Home Fiqih Fiqih ibadah HUKUM BERPUASA ARAFAH BERBEDA DENGAN HARI WUKUF DI ARAFAH

HUKUM BERPUASA ARAFAH BERBEDA DENGAN HARI WUKUF DI ARAFAH

218
Oleh : KH.M. Shiddiq Al Jawi | Pakar Fiqih Mu’amalah & Kontemporer

 

Haram hukumnya Muslim berpuasa Arafah pada hari yang berbeda dengan waktu wukuf di Padang Arafah. Inilah pendapat terkuat (râjih) dalam masalah ini berdasarkan dua dalil sebagai berikut:

Pertama, karena puasa hari Arafah yang berbeda dengan hari wukuf di Arafah telah menyimpang dari definisi syariah (al-ta’rîf al-syar’î) untuk hari Arafah (yauma ‘Arafah).

Imam Badruddin Al ‘Aini menjelaskan bahwa “Hari Arafah” (yauma ‘Arafah) menunjukkan waktu (al-zaman) dan tempat (al-makan) sekaligus. Dari segi waktu, hari Arafah adalah hari ke-9 bulan Dzulhijjah.
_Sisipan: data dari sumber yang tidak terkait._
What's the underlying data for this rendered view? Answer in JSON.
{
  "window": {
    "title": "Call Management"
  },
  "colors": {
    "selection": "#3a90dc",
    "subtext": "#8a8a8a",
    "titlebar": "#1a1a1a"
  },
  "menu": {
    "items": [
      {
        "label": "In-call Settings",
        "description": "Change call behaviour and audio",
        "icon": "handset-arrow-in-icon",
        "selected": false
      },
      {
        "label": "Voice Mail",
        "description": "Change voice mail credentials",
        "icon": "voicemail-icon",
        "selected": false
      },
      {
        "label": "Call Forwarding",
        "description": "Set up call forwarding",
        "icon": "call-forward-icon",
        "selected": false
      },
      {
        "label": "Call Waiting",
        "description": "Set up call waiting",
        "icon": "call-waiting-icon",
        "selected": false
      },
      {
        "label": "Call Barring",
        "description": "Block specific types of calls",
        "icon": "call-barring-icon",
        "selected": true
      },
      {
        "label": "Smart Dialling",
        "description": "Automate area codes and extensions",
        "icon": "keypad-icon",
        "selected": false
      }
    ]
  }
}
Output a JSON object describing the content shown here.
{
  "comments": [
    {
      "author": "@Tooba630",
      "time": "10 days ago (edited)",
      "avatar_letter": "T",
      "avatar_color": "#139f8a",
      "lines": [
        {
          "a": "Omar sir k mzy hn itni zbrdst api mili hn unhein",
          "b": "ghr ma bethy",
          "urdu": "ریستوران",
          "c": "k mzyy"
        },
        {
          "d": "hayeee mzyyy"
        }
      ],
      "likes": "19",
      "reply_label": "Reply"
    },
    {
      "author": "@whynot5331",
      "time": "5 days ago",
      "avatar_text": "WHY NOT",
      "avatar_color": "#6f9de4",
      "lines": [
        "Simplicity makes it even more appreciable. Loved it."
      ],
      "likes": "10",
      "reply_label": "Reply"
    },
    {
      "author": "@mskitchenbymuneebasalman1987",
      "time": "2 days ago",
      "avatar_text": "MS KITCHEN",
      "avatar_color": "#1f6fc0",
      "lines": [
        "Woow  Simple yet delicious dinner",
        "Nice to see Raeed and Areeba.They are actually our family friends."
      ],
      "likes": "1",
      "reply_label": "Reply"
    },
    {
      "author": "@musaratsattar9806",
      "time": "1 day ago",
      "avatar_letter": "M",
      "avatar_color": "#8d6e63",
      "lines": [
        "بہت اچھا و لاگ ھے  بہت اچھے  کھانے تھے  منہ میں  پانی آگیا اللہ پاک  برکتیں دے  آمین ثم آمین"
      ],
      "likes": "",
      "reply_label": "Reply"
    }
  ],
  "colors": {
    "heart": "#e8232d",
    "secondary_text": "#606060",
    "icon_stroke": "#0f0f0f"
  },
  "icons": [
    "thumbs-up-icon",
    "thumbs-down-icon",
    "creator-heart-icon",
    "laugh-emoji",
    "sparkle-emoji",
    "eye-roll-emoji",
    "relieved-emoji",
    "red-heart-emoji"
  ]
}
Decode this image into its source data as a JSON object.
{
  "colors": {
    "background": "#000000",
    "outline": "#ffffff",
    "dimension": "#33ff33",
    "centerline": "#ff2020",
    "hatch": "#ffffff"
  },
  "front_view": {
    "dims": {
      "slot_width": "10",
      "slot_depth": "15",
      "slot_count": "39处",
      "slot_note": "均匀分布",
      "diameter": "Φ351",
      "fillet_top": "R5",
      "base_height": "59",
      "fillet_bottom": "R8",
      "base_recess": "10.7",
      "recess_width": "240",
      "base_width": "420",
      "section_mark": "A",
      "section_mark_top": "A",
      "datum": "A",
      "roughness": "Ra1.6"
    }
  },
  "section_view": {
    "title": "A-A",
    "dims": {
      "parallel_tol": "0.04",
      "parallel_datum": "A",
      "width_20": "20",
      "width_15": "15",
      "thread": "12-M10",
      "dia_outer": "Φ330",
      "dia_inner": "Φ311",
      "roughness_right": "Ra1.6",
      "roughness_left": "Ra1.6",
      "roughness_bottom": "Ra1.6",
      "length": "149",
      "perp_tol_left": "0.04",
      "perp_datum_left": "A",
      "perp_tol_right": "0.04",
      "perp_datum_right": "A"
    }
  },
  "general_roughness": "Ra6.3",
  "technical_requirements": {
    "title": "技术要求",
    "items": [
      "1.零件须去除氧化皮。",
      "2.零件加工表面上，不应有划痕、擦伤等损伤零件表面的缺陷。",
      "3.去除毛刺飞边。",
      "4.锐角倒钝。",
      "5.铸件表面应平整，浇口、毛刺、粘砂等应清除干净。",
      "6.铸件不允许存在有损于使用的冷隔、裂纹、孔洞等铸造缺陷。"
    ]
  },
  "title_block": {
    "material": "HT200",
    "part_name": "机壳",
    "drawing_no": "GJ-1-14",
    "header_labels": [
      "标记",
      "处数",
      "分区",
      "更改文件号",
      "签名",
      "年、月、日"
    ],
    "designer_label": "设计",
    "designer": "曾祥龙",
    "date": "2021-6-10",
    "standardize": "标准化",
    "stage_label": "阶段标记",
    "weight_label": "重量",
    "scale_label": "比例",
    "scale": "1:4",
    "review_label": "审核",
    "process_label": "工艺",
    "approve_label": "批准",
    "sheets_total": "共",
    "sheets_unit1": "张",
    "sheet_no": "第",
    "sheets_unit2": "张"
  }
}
Sedang dari segi tempat, hari Arafah adalah hari di mana para jamaah haji berwukuf di tempat yang dikenal dengan Padang Arafah. Jadi, hari Arafah tidak cukup didefinisikan sebagai hari yang ke-9 di bulan Dzulhijjah, namun wajib disempurnakan dengan redaksi, bahwa hari ‘Arafah adalah hari yang ke-9 di bulan Dzulhijjah ketika jamaah haji berwukuf di tempat bernama Padang ‘Arafah. (Badruddin Al-‘Ainî, ‘Umdatul Qâri Syarah Shahîh Al-Bukhârî, syarah hadits no. 603, 5/339; Ibnu Qudamah, Al-Mughni, 5/44).

Jadi, definisi syar’i untuk “Hari Arafah” (yauma ‘Arafah) adalah :

يَوْمَ عَرَفَةَ هُوَ اْليَوْمُ الَّذِيْ يَقِفُ فِيْهِ الْحَجِيْجُ بِعَرَفَةَ

“Hari ‘Arafah adalah hari yang para jamaah haji berwukuf di Arafah.” (yauma ‘arafah huwa al-yaumu alladzî yaqifu fîhi al hajîj bi-‘arafah).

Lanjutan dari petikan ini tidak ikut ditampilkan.